- The report noted that 28% of the participants used conversational AI to optimize customer support. Almost a quarter of the respondents said they use it to offer agent assistance in real-time.
- The Red Box report found that 29% of the U.S. business leaders and 33% of the U.K. business leaders identify fraud detection and risk management as their major AI use cases.
Among all existing technologies, Artificial Intelligence (AI) is leading the race, disrupting the enterprise. Various industries ranging from healthcare, banking, and e-commerce are embracing AI as it has proven benefits like simplifying monotonous tasks and enhancing employee productivity.
However, it has also invited many controversies about AI-driven technologies that may understand and perform more than humans in business processes. Recently, a voice software specialist, Red Box, published a report titled, “Being Human: How and why machines are learning the art of conversation.” The survey was conducted among a slew of business leaders across the U.S. and the U.K. to see how they used iterations of conversational AI, which includes speech-enabled applications and automated messaging that personalize interactions with humans.
Conversational AI is not new to the world, especially after virtual personal assistants like Amazon’s Alexa and Apple’s Siri came into existence. What makes voice assistants more fascinating is their ability to work with various devices like smartwatches, smart speakers, etc.

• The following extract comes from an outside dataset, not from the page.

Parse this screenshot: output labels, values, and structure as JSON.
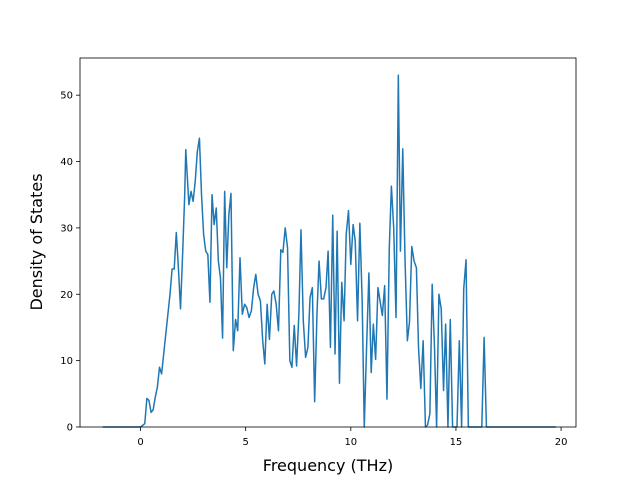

With a surge in voice recognition technology, Statista projects that the global voice recognition tech market might reach USD 30 billion in 2026.
AI may be a better listener than humans in the coming years
One significant highlight from the recent Red Box report is that 47% of the participants believe that AI will be able to listen well or even better than humans. However, when the participants were asked about their views on how soon that will happen, 52% estimated it to be in the next 10 years. One-third of the surveyed people believe that it may take five years.
The rapid growth of AI in workplaces has worried many CEOs and employees, especially about job retention. It is a common belief that companies may lay off numerous employees because AI optimizes operational times and provides company decision-makers with deeper insights. It would seem that humans are no longer needed, but some experts say that AI should go hand-in-hand with human intelligence rather than replace it.
Offering top-notch customer experience
Several companies have lost positive feedback and revenue due to poor customer service. The aspects of a poor customer experience can range from poorly trained customer support workers to the inability to solve issues using self-service options.
Companies are making use of AI-driven tools to enhance their company image and scale productivity. The report noted that 28% of the participants used conversational AI to optimize customer support. Almost a quarter of the respondents said they use it to offer agent assistance in real-time.
Today, businesses adopt AI in modern contact centers to carry customer interaction, define their inquiries and provide them with instant support. For example, a customer on chat/call will be provided with informative articles or FAQs related to their query.
Enhancing employee experience
Employee engagement is a burning issue today. When employees feel disinterested, they are less likely to be productive in their roles and will shop for better working conditions elsewhere. This is one of the significant aspects of the great resignation crisis that has negatively impacted several industries, especially retail and hospitality.
Thanks to the pandemic, remote and hybrid work modules have become an integral part of organizations. Companies are even promoting the availability of remote work as a workplace benefit to attract talented people from the labor market. Further, a Gallup report showed that the remote work option increases employee engagement.
On the one hand, employees get benefits like flexible work hours and better work-life balance from the remote work module, managers now expect them to be more productive. To cope with such demands, some companies have started using AI-powered tools that can handle repetitive tasks like recruitment and onboarding. The Red Box report reveals that 30% of participants have already adopted this approach.
Improving fraud detection and risk management
The Red Box report found that 29% of the U.S. business leaders and 33% of the U.K. business leaders identify fraud detection and risk management as their major AI use cases. Conversational AI is broadly used in industries like healthcare and finance that are founded on legacy systems. Businesses that operate on outdated legacy systems are highly susceptible to threats and risks.
Companies also use AI to increase internal security by inspecting every transaction and detecting fraud. Based on the algorithms with which the AI-powered tool operates, it can flag suspicious transactions or deny them. Hence, AI simplifies the work of fraud investigators and enables them to act promptly.
The AI-oriented approach plays a vital role in risk management by enabling companies to identify and manage threats promptly. They can also use Machine Learning (ML) algorithms to evaluate big data – a method that generates many prediction models for risk managers to handle risks effectively. Data classification and risk reduction are other use cases.
Challenges faced due to AI and the proposed solution
AI-oriented technology faces setbacks despite the numerous business use cases. The report noted that AI’s inability to grasp human communication nuances negates its effort to understand human emotion. Other challenges include unnecessary jargon and customer interactions across multiple departments.
Adam Sypniewski, the CTO of Deepgram and an automated speech recognition specialist, identify the reason behind AI’s inability to learn and understand human conservation. He mentioned that “most cognitive modeling is small-scale, often academic.”
However, he believes that when businesses think big and models their AI solutions on the customers’ cognitive state; they will “build compelling voice experiences that could help customers and identify opportunities to improve.”